The print_blade_stats.py enables service providers to view transaction replay progress on a STANDBY cluster. If the replay operation fails, the failed transactions are logged to the ${MTX_SHARED_DIR}/bad directory and a message similar to the following is written to the mtx_debug.log file:
LM_ERROR 58149|58434 2014-01-27 15:55:03.893604 [transaction_server_1:1:1:1(4510.21715)] TXN1-TransactionManager:transaction_manager_task::TransactionManagerTask::handleReplayResponse: failed to replay transaction with transaction ID [6:-:1:359309]|[0:0:0:0:0:0]|1306775747|0
LM_INFO  58149|58434 2014-01-27 15:55:03.940780 [transaction_server_1:1:1:1(4510.21715)] TXN1-TransactionManager:transaction_manager_task::TransactionManagerTask::handleReplayResponse: successfully wrote this transaction to /mnt/mtx/shared/txnlogs/bad/sched_db_439.log.bad 
It is important to monitor the ${MTX_SHARED_DIR}/bad directory because these transactions must be reprocessed to re-synchronize the STANDBY cluster's data with that of the ACTIVE cluster.

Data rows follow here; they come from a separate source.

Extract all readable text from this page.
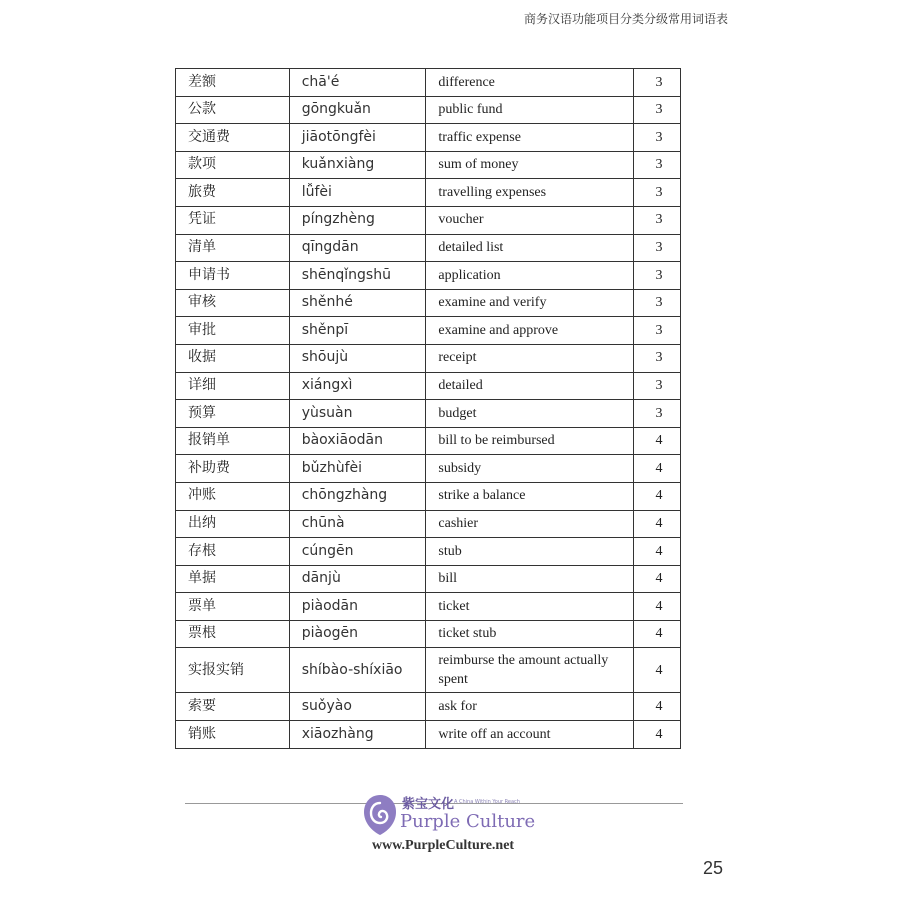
商务汉语功能项目分类分级常用词语表
差额	chā'é	difference	3
公款	gōngkuǎn	public fund	3
交通费	jiāotōngfèi	traffic expense	3
款项	kuǎnxiàng	sum of money	3
旅费	lǚfèi	travelling expenses	3
凭证	píngzhèng	voucher	3
清单	qīngdān	detailed list	3
申请书	shēnqǐngshū	application	3
审核	shěnhé	examine and verify	3
审批	shěnpī	examine and approve	3
收据	shōujù	receipt	3
详细	xiángxì	detailed	3
预算	yùsuàn	budget	3
报销单	bàoxiāodān	bill to be reimbursed	4
补助费	bǔzhùfèi	subsidy	4
冲账	chōngzhàng	strike a balance	4
出纳	chūnà	cashier	4
存根	cúngēn	stub	4
单据	dānjù	bill	4
票单	piàodān	ticket	4
票根	piàogēn	ticket stub	4
实报实销	shíbào-shíxiāo	reimburse the amount actually spent	4
索要	suǒyào	ask for	4
销账	xiāozhàng	write off an account	4
紫宝文化 A China Within Your Reach
Purple Culture
www.PurpleCulture.net
25
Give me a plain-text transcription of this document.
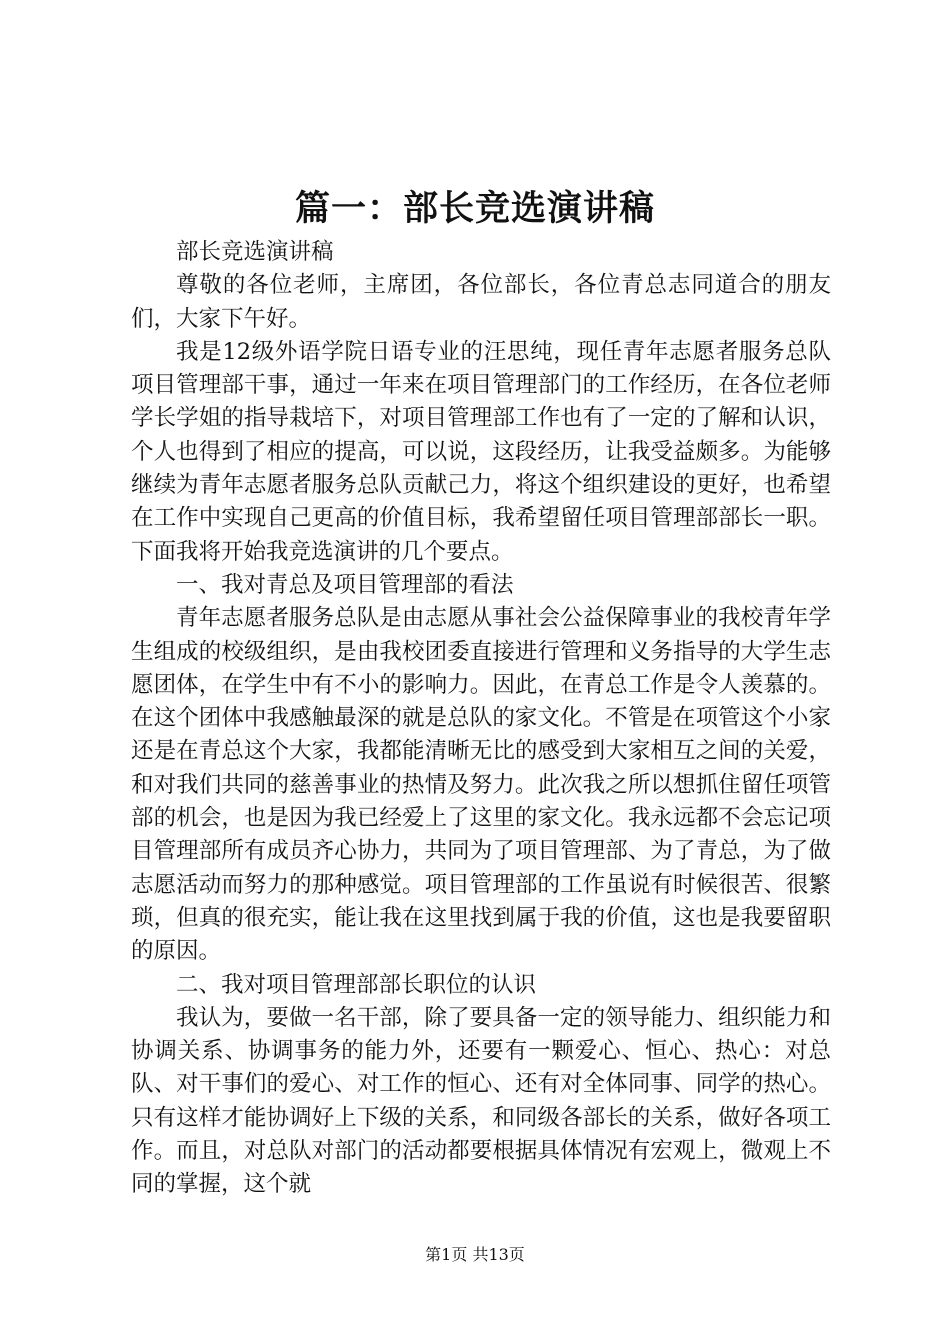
篇一：部长竞选演讲稿

部长竞选演讲稿

尊敬的各位老师，主席团，各位部长，各位青总志同道合的朋友们，大家下午好。

我是12级外语学院日语专业的汪思纯，现任青年志愿者服务总队项目管理部干事，通过一年来在项目管理部门的工作经历，在各位老师学长学姐的指导栽培下，对项目管理部工作也有了一定的了解和认识，个人也得到了相应的提高，可以说，这段经历，让我受益颇多。为能够继续为青年志愿者服务总队贡献己力，将这个组织建设的更好，也希望在工作中实现自己更高的价值目标，我希望留任项目管理部部长一职。下面我将开始我竞选演讲的几个要点。

一、我对青总及项目管理部的看法

青年志愿者服务总队是由志愿从事社会公益保障事业的我校青年学生组成的校级组织，是由我校团委直接进行管理和义务指导的大学生志愿团体，在学生中有不小的影响力。因此，在青总工作是令人羡慕的。在这个团体中我感触最深的就是总队的家文化。不管是在项管这个小家还是在青总这个大家，我都能清晰无比的感受到大家相互之间的关爱，和对我们共同的慈善事业的热情及努力。此次我之所以想抓住留任项管部的机会，也是因为我已经爱上了这里的家文化。我永远都不会忘记项目管理部所有成员齐心协力，共同为了项目管理部、为了青总，为了做志愿活动而努力的那种感觉。项目管理部的工作虽说有时候很苦、很繁琐，但真的很充实，能让我在这里找到属于我的价值，这也是我要留职的原因。

二、我对项目管理部部长职位的认识

我认为，要做一名干部，除了要具备一定的领导能力、组织能力和协调关系、协调事务的能力外，还要有一颗爱心、恒心、热心：对总队、对干事们的爱心、对工作的恒心、还有对全体同事、同学的热心。只有这样才能协调好上下级的关系，和同级各部长的关系，做好各项工作。而且，对总队对部门的活动都要根据具体情况有宏观上，微观上不同的掌握，这个就

第1页 共13页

To reprocess failed transactions, the STANDBY cluster must be restarted. For more information, see the discussion about restarting a cluster. For information about viewing replay statistics, see the discussion about monitoring transaction replay progress.

Monitoring the MATRIXX Engines Remotely

MATRIXX Digital Commerce supports the third-party open source Prometheus monitoring software to monitor MATRIXX Engines. Prometheus works with the Grafana third-party graphing software to present a user-friendly view of the monitored data. MATRIXX Digital Commerce supplies example configuration files that work with Prometheus/Grafana out of the box. To use them, specify your engine locations in the configuration files. This release includes these default MATRIXX/Grafana dashboards:

  • Alerts and Physical Memory.
  • Line graphs for Diameter PDU Statistics.
  • Tables for cluster state, peer cluster state, buffer pool, and shared buffer pool statistics.
  • Line graphs for cluster state, peer cluster state, buffer pool, and shared buffer pool statistics.